Wiener Zeitung: Andreas Unterbergers Kommentar

Land der Vernaderer

Wien (OTS) - Grüne Abgeordnete bemühen sogar Vergleiche zur Cosa nostra. Anlass: Der Finanzminister ist gleichzeitig mit Herrn Flöttl junior, einem der Hauptverdächtigen des Bawag-Skandals, zu einem Schiffs-Törn eingeladen gewesen. Hier können wir auch gleich eine exklusive Enthüllung der "Wiener Zeitung" nachschieben: Wir sahen Karl-Heinz Grasser einst in sehr verdächtig wirkenden Gesprächen mit den Herrn Elsner und Verzetnitsch, weiteren Verdächtigen der großen Gaunerei.

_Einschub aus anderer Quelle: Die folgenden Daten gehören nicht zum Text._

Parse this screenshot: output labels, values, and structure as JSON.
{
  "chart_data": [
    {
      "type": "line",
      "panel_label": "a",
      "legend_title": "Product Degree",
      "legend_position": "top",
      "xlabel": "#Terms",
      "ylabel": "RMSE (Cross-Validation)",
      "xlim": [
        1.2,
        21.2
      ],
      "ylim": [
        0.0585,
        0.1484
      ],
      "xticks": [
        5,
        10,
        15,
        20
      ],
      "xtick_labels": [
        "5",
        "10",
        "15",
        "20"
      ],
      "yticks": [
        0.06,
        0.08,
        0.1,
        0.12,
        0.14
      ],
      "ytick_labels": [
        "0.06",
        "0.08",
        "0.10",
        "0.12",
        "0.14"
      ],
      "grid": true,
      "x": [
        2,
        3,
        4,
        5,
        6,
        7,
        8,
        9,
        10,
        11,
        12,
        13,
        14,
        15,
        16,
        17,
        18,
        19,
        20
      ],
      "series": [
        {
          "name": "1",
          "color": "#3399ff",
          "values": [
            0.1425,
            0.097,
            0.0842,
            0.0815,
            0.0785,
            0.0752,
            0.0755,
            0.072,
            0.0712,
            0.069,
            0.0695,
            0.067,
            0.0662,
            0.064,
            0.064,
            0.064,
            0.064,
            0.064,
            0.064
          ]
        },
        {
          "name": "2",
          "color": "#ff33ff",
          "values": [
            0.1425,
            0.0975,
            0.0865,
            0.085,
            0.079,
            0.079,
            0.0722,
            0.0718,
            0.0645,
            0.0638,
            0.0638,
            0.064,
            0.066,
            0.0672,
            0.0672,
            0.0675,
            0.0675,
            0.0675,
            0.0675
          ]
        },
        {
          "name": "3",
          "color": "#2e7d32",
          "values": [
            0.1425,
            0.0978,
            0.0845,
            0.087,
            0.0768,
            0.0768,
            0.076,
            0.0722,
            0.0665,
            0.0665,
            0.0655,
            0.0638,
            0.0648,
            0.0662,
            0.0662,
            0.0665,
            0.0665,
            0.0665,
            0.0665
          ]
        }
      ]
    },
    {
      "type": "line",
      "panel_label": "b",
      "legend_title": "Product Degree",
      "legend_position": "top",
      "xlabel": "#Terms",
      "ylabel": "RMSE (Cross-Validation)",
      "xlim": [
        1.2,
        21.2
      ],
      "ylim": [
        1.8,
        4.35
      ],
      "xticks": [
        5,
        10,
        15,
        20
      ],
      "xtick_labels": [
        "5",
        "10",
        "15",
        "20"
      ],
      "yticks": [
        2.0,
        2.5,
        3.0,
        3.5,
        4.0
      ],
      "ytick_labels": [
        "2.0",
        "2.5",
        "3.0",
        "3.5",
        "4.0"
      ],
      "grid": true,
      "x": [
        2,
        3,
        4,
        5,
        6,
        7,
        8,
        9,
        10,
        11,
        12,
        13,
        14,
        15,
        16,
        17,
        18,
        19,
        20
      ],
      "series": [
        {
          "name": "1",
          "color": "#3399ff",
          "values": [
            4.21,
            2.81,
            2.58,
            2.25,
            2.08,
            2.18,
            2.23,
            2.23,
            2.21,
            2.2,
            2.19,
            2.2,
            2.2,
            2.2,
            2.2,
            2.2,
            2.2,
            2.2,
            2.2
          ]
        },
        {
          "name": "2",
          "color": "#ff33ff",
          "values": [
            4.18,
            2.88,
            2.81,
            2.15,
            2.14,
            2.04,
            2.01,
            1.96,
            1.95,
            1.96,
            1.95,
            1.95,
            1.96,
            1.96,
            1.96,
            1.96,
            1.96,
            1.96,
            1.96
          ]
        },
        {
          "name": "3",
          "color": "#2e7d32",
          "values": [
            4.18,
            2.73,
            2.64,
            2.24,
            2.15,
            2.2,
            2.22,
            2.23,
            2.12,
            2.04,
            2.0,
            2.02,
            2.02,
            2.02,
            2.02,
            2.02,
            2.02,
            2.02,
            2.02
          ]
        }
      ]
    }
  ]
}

Und die Wette gilt: Auch die gesamte SPÖ-Spitze war x-mal mit den beiden zusammen.

Rätselhaft sind allerdings der Wert und Sinn all dieser "Enthüllungen" - außer dass sie einen Nebelvorhang rund um die tatsächlichen Verbrechen ziehen. Nicht einmal in Belarus würde aus solchen gesellschaftlichen Begegnungen eine Mitschuld konstruiert. Die besteht höchstens darin, dass Grasser ebenso wenig wie seine sozialdemokratischen Vorgänger ein effizientes System der Bankenkontrolle hat installieren können: Dieser Tätigkeit gehen nämlich viel zu viele Institutionen nach - Finanzmarktaufsicht, Nationalbank, Staatskommissäre, Aufsichtsräte, Wirtschaftsprüfer, usw. - sodass letztlich niemand mehr genau hinschaut. Jeder verlässt sich (gut honoriert) auf den anderen.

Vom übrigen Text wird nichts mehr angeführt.